気がついたらもう今年も半分過ぎてしまった。着実な時の流れ。
梅雨だからというわけでもなく、どんより重苦しいものがいつも心や感覚のどこかにある。僕は不幸な過去をひきずっているという人ではない。いまある重苦しさはその逆で、気持ちが将来に向けられた途端に、急に厚い雲がたれ込めてくる、そんな感じだ。
土曜日の朝6時、大さん橋から視る横浜港にはすでに高く日が昇っている。でも人影はまばら。この季節だともう少し早い時間に来ることができれば最高なんだけど、あと1時間の早起きはなかなか難しい。8月の終わる頃になるまでは、少なくとも毎週こうして来ることができればいい。
さて、ECMから素晴らしいピアノトリオの作品が届いた。
スティーヴ=キューンの"Wisteria"。ベースはスティーヴ=スワロー、ドラムはジョーイ=バロン。
ライナーにはリーダー自らの言葉で「スワローとは50年、バロンとは20年の付き合いになるが、こうしてトリオでやったのは初めて。ウマくいくだろうと強い予感があったけど、裏切られることはなかったね」とある。

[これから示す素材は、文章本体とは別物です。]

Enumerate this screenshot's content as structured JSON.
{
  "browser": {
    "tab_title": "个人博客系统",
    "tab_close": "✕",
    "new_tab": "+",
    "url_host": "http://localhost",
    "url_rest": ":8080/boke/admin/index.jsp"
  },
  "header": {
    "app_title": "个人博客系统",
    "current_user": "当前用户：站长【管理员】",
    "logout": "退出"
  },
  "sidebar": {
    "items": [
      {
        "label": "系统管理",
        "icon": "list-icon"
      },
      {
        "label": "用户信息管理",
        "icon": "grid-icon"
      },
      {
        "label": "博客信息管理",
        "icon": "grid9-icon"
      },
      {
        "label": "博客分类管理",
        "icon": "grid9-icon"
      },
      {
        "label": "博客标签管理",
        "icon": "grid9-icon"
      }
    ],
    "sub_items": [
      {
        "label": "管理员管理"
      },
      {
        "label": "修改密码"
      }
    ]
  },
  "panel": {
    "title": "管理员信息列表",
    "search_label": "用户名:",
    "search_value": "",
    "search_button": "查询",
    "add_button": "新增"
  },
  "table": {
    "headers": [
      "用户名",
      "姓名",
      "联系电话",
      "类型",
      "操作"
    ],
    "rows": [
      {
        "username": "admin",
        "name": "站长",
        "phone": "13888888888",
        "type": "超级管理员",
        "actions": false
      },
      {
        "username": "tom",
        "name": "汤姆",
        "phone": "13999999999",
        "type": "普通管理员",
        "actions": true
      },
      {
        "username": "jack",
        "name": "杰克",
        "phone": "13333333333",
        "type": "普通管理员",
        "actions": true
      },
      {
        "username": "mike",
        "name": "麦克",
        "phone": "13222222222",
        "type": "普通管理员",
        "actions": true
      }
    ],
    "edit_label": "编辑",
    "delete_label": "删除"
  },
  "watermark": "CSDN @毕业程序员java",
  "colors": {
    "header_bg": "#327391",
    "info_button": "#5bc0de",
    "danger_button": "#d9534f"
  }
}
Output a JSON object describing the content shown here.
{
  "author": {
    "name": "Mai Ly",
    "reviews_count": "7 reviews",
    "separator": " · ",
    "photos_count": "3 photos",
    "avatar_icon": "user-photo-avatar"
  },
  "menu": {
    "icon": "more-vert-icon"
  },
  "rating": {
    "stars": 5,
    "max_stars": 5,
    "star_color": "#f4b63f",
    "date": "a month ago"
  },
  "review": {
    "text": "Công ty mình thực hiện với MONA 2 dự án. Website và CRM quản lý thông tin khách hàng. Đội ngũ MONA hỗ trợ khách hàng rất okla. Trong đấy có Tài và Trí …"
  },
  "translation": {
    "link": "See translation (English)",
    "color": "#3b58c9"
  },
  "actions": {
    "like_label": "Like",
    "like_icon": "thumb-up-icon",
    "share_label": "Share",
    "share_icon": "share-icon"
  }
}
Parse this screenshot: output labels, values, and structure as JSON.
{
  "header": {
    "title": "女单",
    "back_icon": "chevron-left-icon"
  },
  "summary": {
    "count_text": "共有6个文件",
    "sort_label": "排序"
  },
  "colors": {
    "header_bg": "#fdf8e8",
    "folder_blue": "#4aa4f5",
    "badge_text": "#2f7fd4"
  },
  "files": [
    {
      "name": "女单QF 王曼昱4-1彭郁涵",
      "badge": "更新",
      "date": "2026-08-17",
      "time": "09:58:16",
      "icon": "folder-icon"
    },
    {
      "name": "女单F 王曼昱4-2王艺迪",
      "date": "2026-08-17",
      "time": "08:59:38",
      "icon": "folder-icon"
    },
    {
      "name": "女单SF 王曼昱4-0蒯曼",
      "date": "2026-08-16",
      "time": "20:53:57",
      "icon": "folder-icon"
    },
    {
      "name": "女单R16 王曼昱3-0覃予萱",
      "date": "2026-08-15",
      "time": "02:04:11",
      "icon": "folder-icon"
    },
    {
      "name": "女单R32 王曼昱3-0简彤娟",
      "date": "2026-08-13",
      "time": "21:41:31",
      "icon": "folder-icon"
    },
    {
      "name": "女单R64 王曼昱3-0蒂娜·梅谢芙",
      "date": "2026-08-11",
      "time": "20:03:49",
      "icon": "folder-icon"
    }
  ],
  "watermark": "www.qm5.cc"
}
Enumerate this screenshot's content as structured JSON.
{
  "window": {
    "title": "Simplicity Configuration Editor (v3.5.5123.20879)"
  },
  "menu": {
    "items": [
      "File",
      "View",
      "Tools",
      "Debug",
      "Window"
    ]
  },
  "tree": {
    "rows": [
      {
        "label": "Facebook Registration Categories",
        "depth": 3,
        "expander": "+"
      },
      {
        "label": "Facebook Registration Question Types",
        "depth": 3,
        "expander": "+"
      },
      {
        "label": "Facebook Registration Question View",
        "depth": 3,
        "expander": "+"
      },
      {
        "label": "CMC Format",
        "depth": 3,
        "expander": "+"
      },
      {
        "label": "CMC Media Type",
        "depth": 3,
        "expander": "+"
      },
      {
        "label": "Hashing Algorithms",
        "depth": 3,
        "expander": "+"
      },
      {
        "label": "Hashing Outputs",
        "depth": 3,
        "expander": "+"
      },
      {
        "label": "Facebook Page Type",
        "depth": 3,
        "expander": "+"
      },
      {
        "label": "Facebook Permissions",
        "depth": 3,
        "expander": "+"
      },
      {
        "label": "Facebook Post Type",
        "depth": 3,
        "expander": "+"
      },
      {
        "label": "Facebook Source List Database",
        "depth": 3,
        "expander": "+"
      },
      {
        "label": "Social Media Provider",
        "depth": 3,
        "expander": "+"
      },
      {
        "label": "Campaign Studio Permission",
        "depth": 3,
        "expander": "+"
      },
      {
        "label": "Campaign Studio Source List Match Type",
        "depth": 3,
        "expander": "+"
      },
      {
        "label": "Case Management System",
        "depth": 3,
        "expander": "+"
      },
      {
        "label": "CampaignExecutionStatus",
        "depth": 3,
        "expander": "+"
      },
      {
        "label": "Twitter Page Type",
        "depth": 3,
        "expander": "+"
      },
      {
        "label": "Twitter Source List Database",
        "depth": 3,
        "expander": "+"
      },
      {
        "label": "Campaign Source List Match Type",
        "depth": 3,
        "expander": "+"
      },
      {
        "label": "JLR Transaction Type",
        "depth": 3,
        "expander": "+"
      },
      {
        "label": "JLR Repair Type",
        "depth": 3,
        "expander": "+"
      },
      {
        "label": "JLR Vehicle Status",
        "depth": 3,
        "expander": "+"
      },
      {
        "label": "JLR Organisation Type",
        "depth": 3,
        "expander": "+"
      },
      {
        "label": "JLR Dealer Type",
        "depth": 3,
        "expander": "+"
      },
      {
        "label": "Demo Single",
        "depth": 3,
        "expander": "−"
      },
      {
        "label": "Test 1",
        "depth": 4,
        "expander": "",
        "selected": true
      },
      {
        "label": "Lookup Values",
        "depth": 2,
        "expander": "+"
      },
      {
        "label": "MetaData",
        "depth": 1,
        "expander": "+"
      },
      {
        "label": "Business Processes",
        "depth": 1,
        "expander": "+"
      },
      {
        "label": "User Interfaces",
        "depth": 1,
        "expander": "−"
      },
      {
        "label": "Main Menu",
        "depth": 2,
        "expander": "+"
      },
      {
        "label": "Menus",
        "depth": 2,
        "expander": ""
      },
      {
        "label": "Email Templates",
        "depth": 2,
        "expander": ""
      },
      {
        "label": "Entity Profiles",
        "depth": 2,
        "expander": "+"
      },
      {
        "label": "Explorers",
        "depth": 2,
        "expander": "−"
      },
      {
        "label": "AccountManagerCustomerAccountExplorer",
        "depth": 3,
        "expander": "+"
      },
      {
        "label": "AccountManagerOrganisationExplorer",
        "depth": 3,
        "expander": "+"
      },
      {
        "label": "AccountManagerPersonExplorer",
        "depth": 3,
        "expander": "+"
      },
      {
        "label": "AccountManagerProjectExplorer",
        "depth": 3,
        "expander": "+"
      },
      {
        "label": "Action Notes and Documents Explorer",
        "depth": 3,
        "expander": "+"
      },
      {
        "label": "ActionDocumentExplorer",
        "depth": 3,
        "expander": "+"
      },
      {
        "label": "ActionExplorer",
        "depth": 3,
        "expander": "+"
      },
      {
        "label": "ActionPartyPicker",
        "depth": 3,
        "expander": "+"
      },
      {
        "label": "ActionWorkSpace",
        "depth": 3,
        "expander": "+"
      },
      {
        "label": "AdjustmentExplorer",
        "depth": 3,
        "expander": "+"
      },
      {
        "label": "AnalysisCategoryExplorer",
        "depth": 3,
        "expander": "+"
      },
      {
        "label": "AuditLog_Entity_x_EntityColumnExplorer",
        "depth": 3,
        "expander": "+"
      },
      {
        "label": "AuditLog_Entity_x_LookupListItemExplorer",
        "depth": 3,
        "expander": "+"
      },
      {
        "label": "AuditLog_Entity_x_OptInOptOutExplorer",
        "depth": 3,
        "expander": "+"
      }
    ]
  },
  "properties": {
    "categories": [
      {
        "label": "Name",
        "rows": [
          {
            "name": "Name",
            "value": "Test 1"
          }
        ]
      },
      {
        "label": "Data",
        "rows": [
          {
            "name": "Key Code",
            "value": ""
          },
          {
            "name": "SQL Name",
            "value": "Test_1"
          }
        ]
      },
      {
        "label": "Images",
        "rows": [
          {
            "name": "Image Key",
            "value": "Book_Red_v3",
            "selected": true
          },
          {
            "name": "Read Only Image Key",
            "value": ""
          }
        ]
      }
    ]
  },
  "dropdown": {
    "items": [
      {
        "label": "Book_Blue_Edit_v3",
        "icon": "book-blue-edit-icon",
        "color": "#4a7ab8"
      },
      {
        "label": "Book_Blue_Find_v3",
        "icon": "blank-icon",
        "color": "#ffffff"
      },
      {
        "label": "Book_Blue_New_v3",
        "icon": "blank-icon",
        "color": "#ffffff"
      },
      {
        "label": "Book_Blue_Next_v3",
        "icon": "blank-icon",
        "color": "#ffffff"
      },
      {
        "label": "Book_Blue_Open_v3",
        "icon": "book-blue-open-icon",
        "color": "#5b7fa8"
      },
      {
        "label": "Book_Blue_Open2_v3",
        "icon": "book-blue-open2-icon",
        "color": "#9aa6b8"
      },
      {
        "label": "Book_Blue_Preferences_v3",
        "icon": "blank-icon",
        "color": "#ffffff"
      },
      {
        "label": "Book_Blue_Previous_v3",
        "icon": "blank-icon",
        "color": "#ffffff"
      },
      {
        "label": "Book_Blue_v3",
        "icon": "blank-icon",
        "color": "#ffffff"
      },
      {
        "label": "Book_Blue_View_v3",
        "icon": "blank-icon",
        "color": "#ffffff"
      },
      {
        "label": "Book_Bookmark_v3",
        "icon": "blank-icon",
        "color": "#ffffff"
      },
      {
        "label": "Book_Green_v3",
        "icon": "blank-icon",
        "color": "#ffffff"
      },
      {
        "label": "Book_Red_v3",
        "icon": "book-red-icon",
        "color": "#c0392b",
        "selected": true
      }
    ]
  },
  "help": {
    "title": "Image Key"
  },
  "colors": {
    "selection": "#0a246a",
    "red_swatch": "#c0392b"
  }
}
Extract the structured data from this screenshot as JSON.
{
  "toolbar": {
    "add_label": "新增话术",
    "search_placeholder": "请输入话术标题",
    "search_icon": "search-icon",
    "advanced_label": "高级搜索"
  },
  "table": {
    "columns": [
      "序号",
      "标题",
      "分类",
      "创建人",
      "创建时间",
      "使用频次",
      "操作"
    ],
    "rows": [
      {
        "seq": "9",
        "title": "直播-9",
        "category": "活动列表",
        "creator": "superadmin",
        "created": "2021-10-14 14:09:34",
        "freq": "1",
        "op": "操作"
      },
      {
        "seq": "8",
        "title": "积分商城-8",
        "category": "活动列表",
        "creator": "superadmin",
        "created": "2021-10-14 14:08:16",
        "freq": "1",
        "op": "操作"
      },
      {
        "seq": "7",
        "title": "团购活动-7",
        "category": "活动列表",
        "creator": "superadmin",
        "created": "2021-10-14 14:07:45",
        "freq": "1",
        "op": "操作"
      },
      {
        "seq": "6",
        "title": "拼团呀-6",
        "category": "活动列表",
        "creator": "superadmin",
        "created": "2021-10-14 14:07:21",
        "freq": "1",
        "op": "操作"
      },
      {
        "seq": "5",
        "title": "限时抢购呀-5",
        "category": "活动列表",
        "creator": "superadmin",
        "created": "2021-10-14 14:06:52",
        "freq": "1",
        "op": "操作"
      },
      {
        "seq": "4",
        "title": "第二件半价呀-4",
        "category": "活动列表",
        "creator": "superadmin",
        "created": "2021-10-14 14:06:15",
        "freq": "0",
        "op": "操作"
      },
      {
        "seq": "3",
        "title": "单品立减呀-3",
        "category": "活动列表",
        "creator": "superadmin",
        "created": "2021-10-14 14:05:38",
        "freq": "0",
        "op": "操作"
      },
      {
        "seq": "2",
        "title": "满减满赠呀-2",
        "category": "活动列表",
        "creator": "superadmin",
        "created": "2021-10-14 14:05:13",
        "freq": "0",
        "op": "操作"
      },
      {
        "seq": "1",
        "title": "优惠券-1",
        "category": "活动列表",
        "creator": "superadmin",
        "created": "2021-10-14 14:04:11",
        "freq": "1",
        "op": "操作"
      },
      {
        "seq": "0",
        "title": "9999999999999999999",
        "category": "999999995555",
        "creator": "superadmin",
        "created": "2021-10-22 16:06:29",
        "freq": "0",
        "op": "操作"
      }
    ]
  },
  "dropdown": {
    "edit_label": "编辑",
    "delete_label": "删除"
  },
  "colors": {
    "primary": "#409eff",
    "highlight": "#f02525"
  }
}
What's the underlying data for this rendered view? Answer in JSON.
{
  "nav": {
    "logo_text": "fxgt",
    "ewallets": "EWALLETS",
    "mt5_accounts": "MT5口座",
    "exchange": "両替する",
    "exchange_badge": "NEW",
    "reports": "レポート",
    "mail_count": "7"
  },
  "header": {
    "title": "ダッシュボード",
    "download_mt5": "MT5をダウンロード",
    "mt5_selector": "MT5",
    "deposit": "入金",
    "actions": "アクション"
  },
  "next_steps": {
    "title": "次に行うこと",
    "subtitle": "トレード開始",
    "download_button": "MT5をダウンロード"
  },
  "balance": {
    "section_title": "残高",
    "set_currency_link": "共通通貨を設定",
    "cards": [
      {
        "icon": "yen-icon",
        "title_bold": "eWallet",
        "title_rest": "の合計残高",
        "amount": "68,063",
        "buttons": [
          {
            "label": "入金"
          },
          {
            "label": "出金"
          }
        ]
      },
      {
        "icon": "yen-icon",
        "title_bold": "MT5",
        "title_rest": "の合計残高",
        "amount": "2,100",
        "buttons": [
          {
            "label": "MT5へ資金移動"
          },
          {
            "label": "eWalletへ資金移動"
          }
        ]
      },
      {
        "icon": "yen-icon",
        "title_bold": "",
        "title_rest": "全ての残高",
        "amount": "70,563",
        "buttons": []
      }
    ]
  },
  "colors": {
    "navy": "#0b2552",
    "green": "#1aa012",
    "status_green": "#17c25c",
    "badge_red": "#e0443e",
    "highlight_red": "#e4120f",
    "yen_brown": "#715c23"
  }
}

その自信にあふれた言葉通り、この作品は全く以て素晴らしい内容である。ピアノトリオの名盤殿堂があるとしたら、僕は間違いなくこの作品をその候補にあげる。2人のスティーヴはもうかなりのお歳であるが、円熟というよりまったくもって水々しい演奏のクォリティは最高なのだ。
比較的アップテンポで繰り広げられる"A Likely Story"の緊張感や、思わず目を閉じて聴き入ってしまう"Wisteria"などなど、どの演奏も思わず「っくぅうう〜」と唸ってしまいます。
ご存知の方も多いと思うが、スワローが演奏するのはエレキベース。彼のベースを聴いていつも思うのは、本当にピュアなエレキベースの音色だなあということ。ここではHi-Cをつけた5弦ベースを使用して、ハイノートのソロも聴かせてくれるのだが、本当にクリーンな混じりっ気のないThe Electric Bassなのである。
そして、ジョーイ=バロンのドラムがまたイイ味とイイ音を出してます。この人も着実に決めるところをキメてくるんだよなあ。時折、パシャーンと入るライドシンバルとかスカーっとするし、ドラムソロにも然りげに強烈なオチを繰り出してくる。
少し前に手に入れてからもう何度も聴いているけど、聴くたびに幸せな気分にさせてくれます。えぬろぐ本年最大のお奨めピアノトリオ作品でありやーす!
ちなみにアルバムタイトルは「藤」のことだよ。